Andai Harga Pertamax Naik, Konsumen akan Pindah ke Pertalite?

Verda Nano Setiawan, CNBC Indonesia
Selasa, 29/03/2022 15:40 WIB
Foto: Infografis/Catat! Kenaikan Harga 3 BBM pertamina, Ini Daftar Terbarunya/Aristya Rahadian

Jakarta, CNBC Indonesia - PT Pertamina (Persero) hingga kini memang masih belum menaikkan harga Bahan Bakar Minyak (BBM) non subsidi jenis bensin RON 92 alias Pertamax. Harga Pertamax saat ini masih dibanderol sebesar Rp 9.000 per liter.

Namun demikian, belakangan ini sejumlah pihak, termasuk pejabat pemerintah dan DPR RI gencar mendukung kenaikan harga BBM non subsidi ini karena konsumennya dianggap golongan mampu dan bermobil mewah.

Bila harga Pertamax dinaikkan, maka pemerintah dinilai perlu mengantisipasi lonjakan konsumsi di bensin Pertalite (RON 90) yang sebagian juga diberikan kompensasi oleh pemerintah. Seperti diketahui, pemerintah beberapa kali menegaskan tidak ada rencana untuk mengizinkan Pertamina menaikkan harga bensin Pertalite ini.
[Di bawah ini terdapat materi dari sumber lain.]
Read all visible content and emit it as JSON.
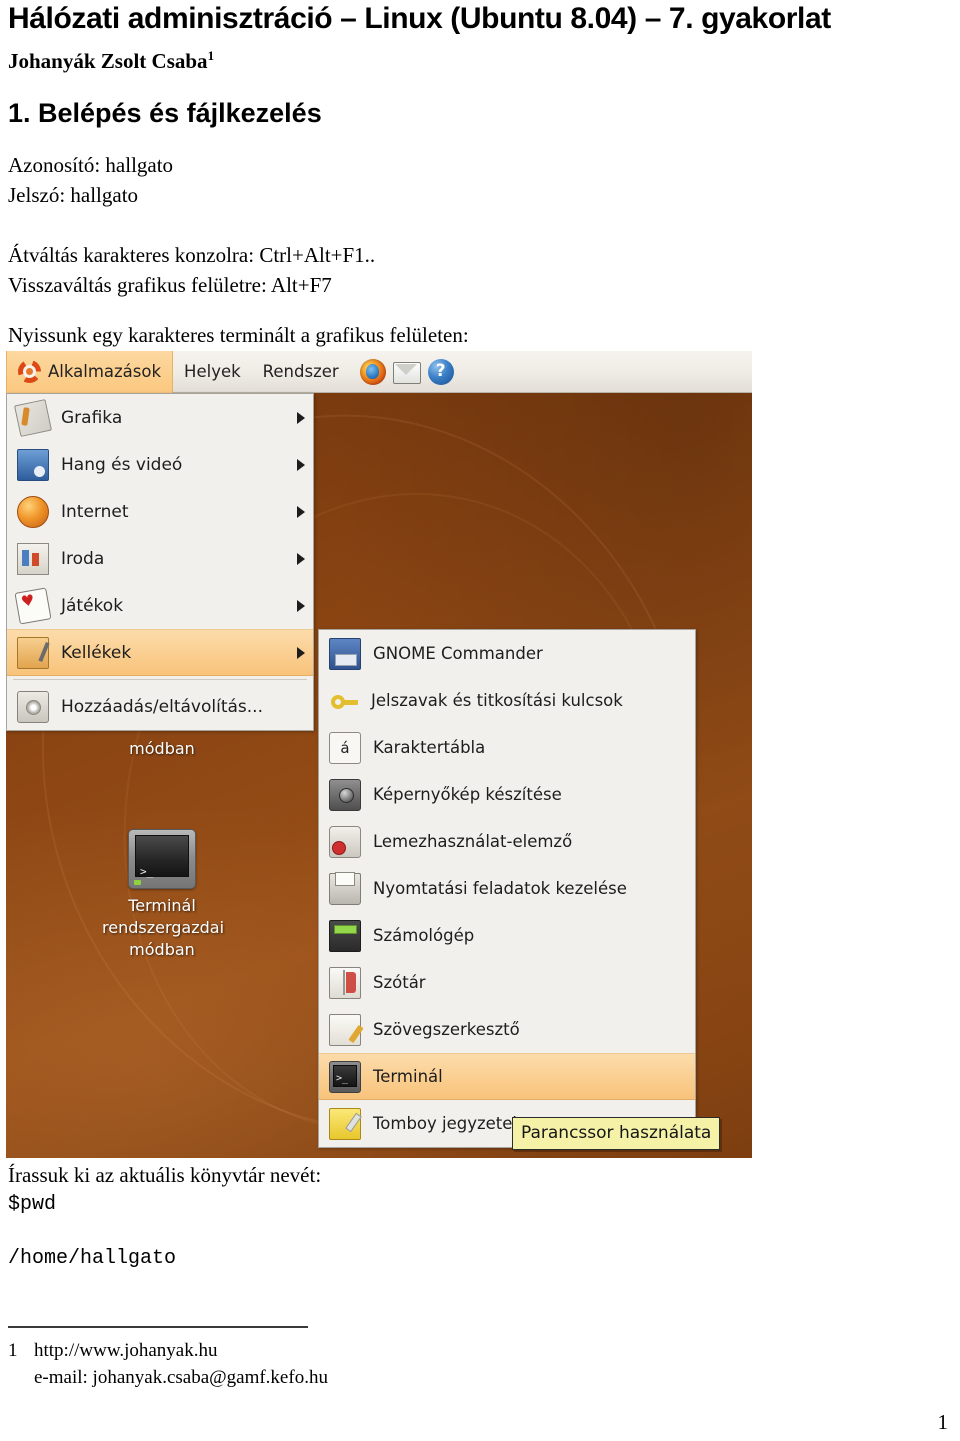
{
  "document": {
    "title": "Hálózati adminisztráció – Linux (Ubuntu 8.04) – 7. gyakorlat",
    "author": "Johanyák Zsolt Csaba",
    "author_footnote_marker": "1",
    "section_heading": "1. Belépés és fájlkezelés",
    "lines": {
      "login_id": "Azonosító: hallgato",
      "password": "Jelszó: hallgato",
      "switch_console": "Átváltás karakteres konzolra: Ctrl+Alt+F1..",
      "switch_back": "Visszaváltás grafikus felületre: Alt+F7",
      "open_terminal": "Nyissunk egy karakteres terminált a grafikus felületen:",
      "print_cwd": "Írassuk ki az aktuális könyvtár nevét:",
      "cmd_pwd": "$pwd",
      "cmd_output": "/home/hallgato"
    },
    "footnote": {
      "number": "1",
      "url": "http://www.johanyak.hu",
      "email": "e-mail: johanyak.csaba@gamf.kefo.hu"
    },
    "page_number": "1"
  },
  "screenshot": {
    "panel": {
      "menus": [
        {
          "label": "Alkalmazások",
          "icon": "ubuntu-logo-icon",
          "active": true
        },
        {
          "label": "Helyek",
          "icon": null,
          "active": false
        },
        {
          "label": "Rendszer",
          "icon": null,
          "active": false
        }
      ],
      "launchers": [
        {
          "name": "firefox-icon"
        },
        {
          "name": "mail-icon"
        },
        {
          "name": "help-icon",
          "glyph": "?"
        }
      ]
    },
    "applications_menu": [
      {
        "label": "Grafika",
        "icon": "graphics-icon",
        "submenu": true,
        "selected": false
      },
      {
        "label": "Hang és videó",
        "icon": "sound-video-icon",
        "submenu": true,
        "selected": false
      },
      {
        "label": "Internet",
        "icon": "internet-icon",
        "submenu": true,
        "selected": false
      },
      {
        "label": "Iroda",
        "icon": "office-icon",
        "submenu": true,
        "selected": false
      },
      {
        "label": "Játékok",
        "icon": "games-icon",
        "submenu": true,
        "selected": false
      },
      {
        "label": "Kellékek",
        "icon": "accessories-icon",
        "submenu": true,
        "selected": true
      },
      {
        "label": "Hozzáadás/eltávolítás...",
        "icon": "add-remove-icon",
        "submenu": false,
        "selected": false
      }
    ],
    "accessories_submenu": [
      {
        "label": "GNOME Commander",
        "icon": "gnome-commander-icon",
        "selected": false
      },
      {
        "label": "Jelszavak és titkosítási kulcsok",
        "icon": "passwords-keys-icon",
        "selected": false
      },
      {
        "label": "Karaktertábla",
        "icon": "character-map-icon",
        "glyph": "á",
        "selected": false
      },
      {
        "label": "Képernyőkép készítése",
        "icon": "screenshot-icon",
        "selected": false
      },
      {
        "label": "Lemezhasználat-elemző",
        "icon": "disk-usage-icon",
        "selected": false
      },
      {
        "label": "Nyomtatási feladatok kezelése",
        "icon": "print-jobs-icon",
        "selected": false
      },
      {
        "label": "Számológép",
        "icon": "calculator-icon",
        "selected": false
      },
      {
        "label": "Szótár",
        "icon": "dictionary-icon",
        "selected": false
      },
      {
        "label": "Szövegszerkesztő",
        "icon": "text-editor-icon",
        "selected": false
      },
      {
        "label": "Terminál",
        "icon": "terminal-icon",
        "selected": true
      },
      {
        "label": "Tomboy jegyzetek",
        "icon": "tomboy-icon",
        "selected": false
      }
    ],
    "tooltip": "Parancssor használata",
    "desktop_icons": [
      {
        "label_top": "módban"
      },
      {
        "label": "Terminál\nrendszergazdai\nmódban",
        "icon": "terminal-root-icon"
      }
    ],
    "desktop_icon_label_line1": "Terminál",
    "desktop_icon_label_line2": "rendszergazdai",
    "desktop_icon_label_line3": "módban",
    "desktop_label_modban": "módban",
    "colors": {
      "desktop_brown": "#8a4413",
      "panel_bg": "#efece6",
      "menu_bg": "#f2f0ec",
      "highlight": "#f8c37a",
      "tooltip_bg": "#f5f2a8",
      "ubuntu_orange": "#dd4814"
    }
  }
}
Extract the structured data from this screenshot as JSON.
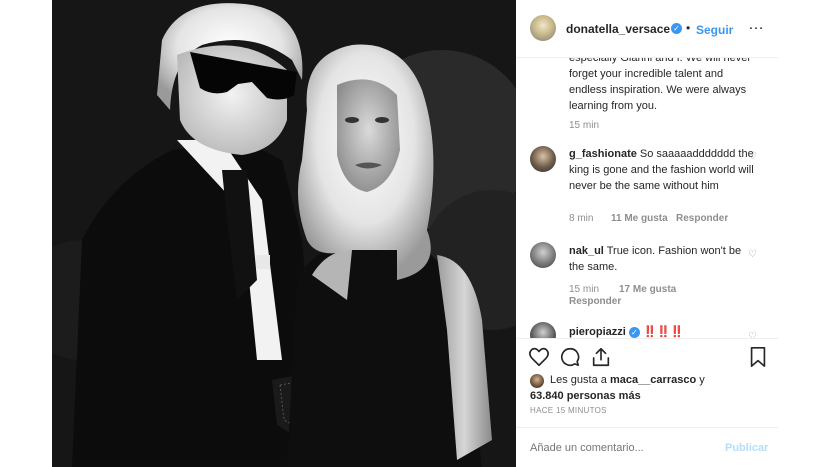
{
  "post": {
    "username": "donatella_versace",
    "follow_label": "Seguir",
    "separator": "•",
    "more_icon": "…"
  },
  "comments": [
    {
      "text": "especially Gianni and I. We will never forget your incredible talent and endless inspiration. We were always learning from you.",
      "time": "15 min"
    },
    {
      "username": "g_fashionate",
      "text": "So saaaaaddddddd the king is gone and the fashion world will never be the same without him",
      "time": "8 min",
      "likes": "11 Me gusta",
      "reply": "Responder"
    },
    {
      "username": "nak_ul",
      "text": "True icon. Fashion won't be the same.",
      "time": "15 min",
      "likes": "17 Me gusta",
      "reply": "Responder"
    },
    {
      "username": "pieropiazzi",
      "text": "‼️‼️‼️"
    }
  ],
  "likes": {
    "prefix": "Les gusta a",
    "user": "maca__carrasco",
    "connector": "y",
    "count": "63.840 personas más"
  },
  "time_ago": "HACE 15 MINUTOS",
  "add_comment": {
    "placeholder": "Añade un comentario...",
    "publish_label": "Publicar"
  },
  "colors": {
    "accent": "#3897f0",
    "text": "#262626",
    "muted": "#8e8e8e"
  }
}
Mantan Direktur Utama PT Pertamina (Persero) periode 2006-2009 Ari Soemarno menilai jika harga Pertamax naik, sudah dapat dipastikan akan terjadi migrasi dari pengguna Pertamax ke Pertalite. Hal ini dipicu dari selisih harga jual kedua produk BBM tersebut yang akan semakin besar.

"Tapi memang itu jika dinaikkan (harga Pertamax), orang akan pindah ke Pertalite, meskipun kualitasnya lebih rendah. Pengalaman kita sih ke komoditas yang lebih murah yang paling tertekan malah nanti Pertalite-nya," ungkap Ari dalam diskusi bersama CNBC Indonesia, Selasa (29/3/2022).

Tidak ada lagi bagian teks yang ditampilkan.